Denis Freney, in his autobiography, A Map of Days: Life on the Left, describes one of the meetings leading to the publication of Outlook after Bob Walshe, a Communist Party member and schoolteacher rang "and asked me to attend a meeting to discuss a new journal named Outlook, which he and another party member and high-school teacher, Helen Palmer, wanted to launch. I had met Helen a few times in Bob's historians' group. She was a daughter of the noted writers Vance and Nettie Palmer and a well-known author herself. We met in Helen's flat in North Sydney. Also present was Ken Gott, a party member from Melbourne who had taken many of the initiatives in distributing Khrushchev's speech. He had an unlimited supply from the US consulate. Jim Staples, whose flamboyant exploits as a student comrade were legendary, was also present. He was also distributing the speech without worrying about the consequences for his party membership. He seemed to enjoy the outrage his actions provoked among conservative party leaders. Others, mainly party academics or teachers, crowded Helen's living room."

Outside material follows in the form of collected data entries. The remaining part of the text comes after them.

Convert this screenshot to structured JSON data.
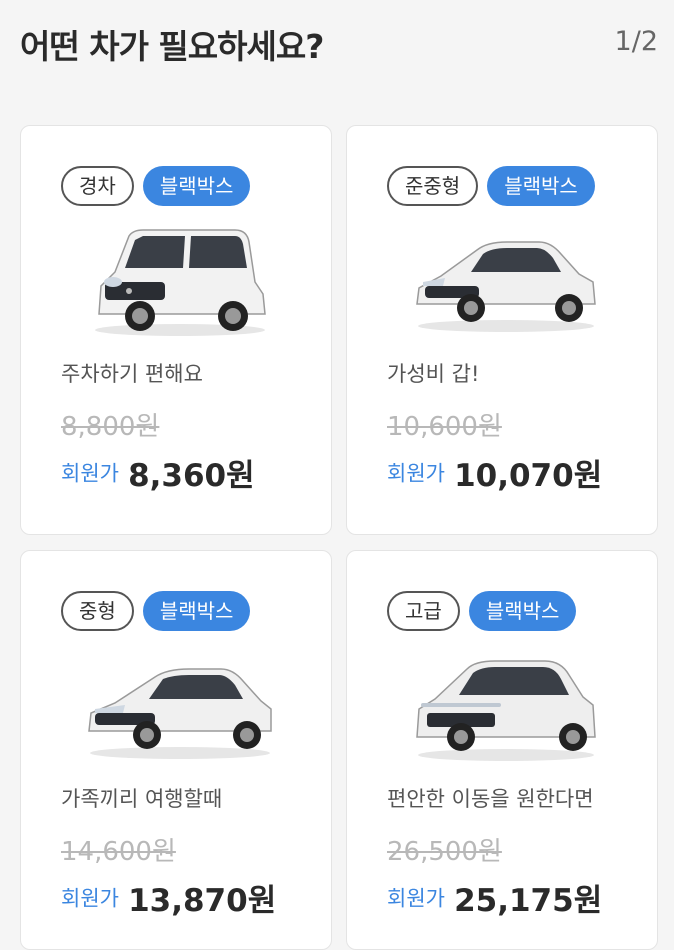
{
  "header": {
    "title": "어떤 차가 필요하세요?",
    "pager": "1/2"
  },
  "cards": [
    {
      "size_tag": "경차",
      "feature_tag": "블랙박스",
      "car_icon": "kei-car-icon",
      "description": "주차하기 편해요",
      "original_price": "8,800원",
      "member_label": "회원가",
      "member_price": "8,360원"
    },
    {
      "size_tag": "준중형",
      "feature_tag": "블랙박스",
      "car_icon": "compact-sedan-icon",
      "description": "가성비 갑!",
      "original_price": "10,600원",
      "member_label": "회원가",
      "member_price": "10,070원"
    },
    {
      "size_tag": "중형",
      "feature_tag": "블랙박스",
      "car_icon": "midsize-sedan-icon",
      "description": "가족끼리 여행할때",
      "original_price": "14,600원",
      "member_label": "회원가",
      "member_price": "13,870원"
    },
    {
      "size_tag": "고급",
      "feature_tag": "블랙박스",
      "car_icon": "luxury-sedan-icon",
      "description": "편안한 이동을 원한다면",
      "original_price": "26,500원",
      "member_label": "회원가",
      "member_price": "25,175원"
    }
  ],
  "colors": {
    "accent": "#3b86e0",
    "background": "#f5f5f5",
    "card": "#ffffff"
  }
}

Outlook, under Palmer's direction, published works by Trotskyist intellectuals, which would otherwise have not been available in Australia.

Prominent Vietnam antiwar activist and longtime Labor Party member Bob Gould recollects that Palmer was central to the creation of a milieu in Sydney that encouraged and intellectually supported the emergence of the anti-apartheid and antiwar protest movements.

==Published works==
- 1949 Our Sugar, London; Melbourne: Longmans Green.
- 1954, Beneath the Southern Cross, Illustrated by Evelyn Walter, F. W. Cheshire.
- From the early 1950s until shortly before her death Palmer, with her friend Jessie MacLeod, wrote and published a set of innovative school textbooks on Australian History. These books emphasized 'the elements of the everyday lives of ordinary people'. Readable and informative, they appealed both to children and adults.

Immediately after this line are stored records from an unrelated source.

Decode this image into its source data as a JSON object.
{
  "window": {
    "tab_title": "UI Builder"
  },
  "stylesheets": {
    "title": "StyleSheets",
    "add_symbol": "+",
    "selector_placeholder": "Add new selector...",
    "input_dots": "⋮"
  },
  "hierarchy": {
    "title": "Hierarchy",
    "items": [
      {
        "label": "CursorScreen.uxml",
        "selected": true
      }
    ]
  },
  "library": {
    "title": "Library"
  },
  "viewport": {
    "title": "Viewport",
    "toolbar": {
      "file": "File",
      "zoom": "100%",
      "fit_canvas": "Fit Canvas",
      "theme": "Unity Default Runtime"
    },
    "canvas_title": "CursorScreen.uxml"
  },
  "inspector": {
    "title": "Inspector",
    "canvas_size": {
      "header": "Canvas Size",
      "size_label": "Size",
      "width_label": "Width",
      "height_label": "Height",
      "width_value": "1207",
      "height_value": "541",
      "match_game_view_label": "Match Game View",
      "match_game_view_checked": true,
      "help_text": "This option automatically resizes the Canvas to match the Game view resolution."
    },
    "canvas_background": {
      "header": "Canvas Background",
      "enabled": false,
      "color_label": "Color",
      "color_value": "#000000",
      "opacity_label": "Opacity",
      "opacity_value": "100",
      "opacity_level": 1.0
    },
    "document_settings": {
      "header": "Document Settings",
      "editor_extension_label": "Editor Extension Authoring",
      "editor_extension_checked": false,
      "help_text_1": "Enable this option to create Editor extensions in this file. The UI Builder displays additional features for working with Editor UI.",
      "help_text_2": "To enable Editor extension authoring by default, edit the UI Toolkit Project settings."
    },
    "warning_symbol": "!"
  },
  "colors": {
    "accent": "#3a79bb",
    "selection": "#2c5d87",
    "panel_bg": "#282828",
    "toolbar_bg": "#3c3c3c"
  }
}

- 1954, with Jessie MacLeod, The First Hundred Years, illustrated by Harold Freedman, Melbourne: Longmans Green. ISBN 0582682576, ISBN 0582682576
- 1956, with Jessie MacLeod, Makers of The First Hundred Years, illustrated by Pamela Lindsay, Melbourne: Longmans Green.

- 1961, with Jessie MacLeod, After The First Hundred Years, illustrated by Mary Macqueen, Melbourne: Longmans Green.

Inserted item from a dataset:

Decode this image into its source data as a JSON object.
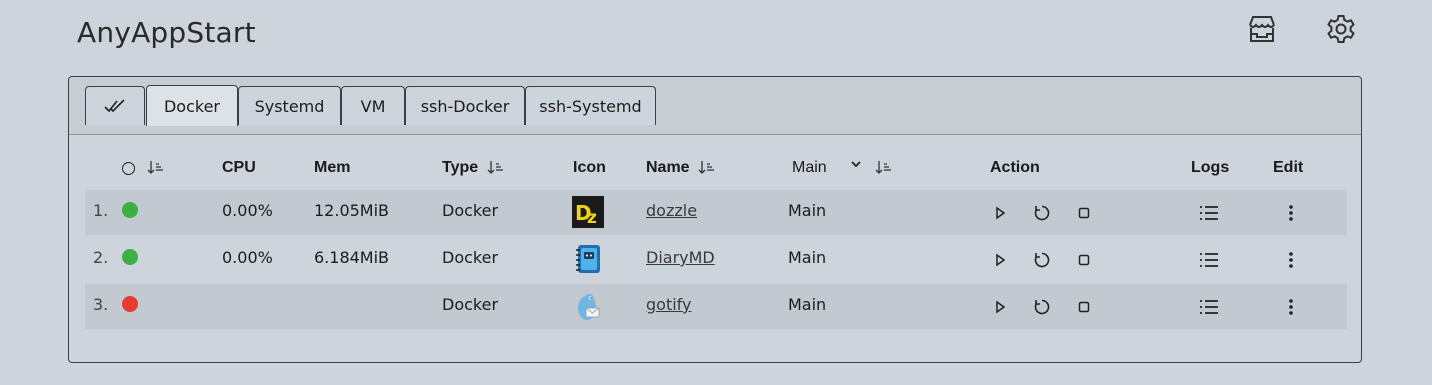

- 1981, with Jessie MacLeod, The First Two Hundred Years, Melbourne: Longmans Green. ISBN 0582682576, ISBN 0582682576
- 1961 Fencing Australia, illustrated by Pamela Johnston, Melbourne: Longmans Green.
- 1964, with Jessie MacLeod, W. G. Spence and the Rise of the Trade Unions, illustrated by William Mahony, Melbourne: Longmans Green.
- 1966, Banjo' Paterson, Illustrated by A. Van Ewijk, Melbourne: Longmans Green.
- Helen Palmer's outlook, Posthumous essays by Helen Palmer, edited by Doreen Bridges for the Helen Palmer Memorial Committee; with an introduction by Robin Gollan. Sydney: Helen Palmer Memorial Committee. ISBN 095933520X, ISBN 0959335218

Palmer wrote The Ballad of 1891, which is widely regarded as a traditional song from the time of the 1891 Australian shearers' strike, but was in fact written in 1950-51 and set to music by Doreen Bridges (nee Jacobs). Palmer recounts this in an essay that appeared originally in Outlook.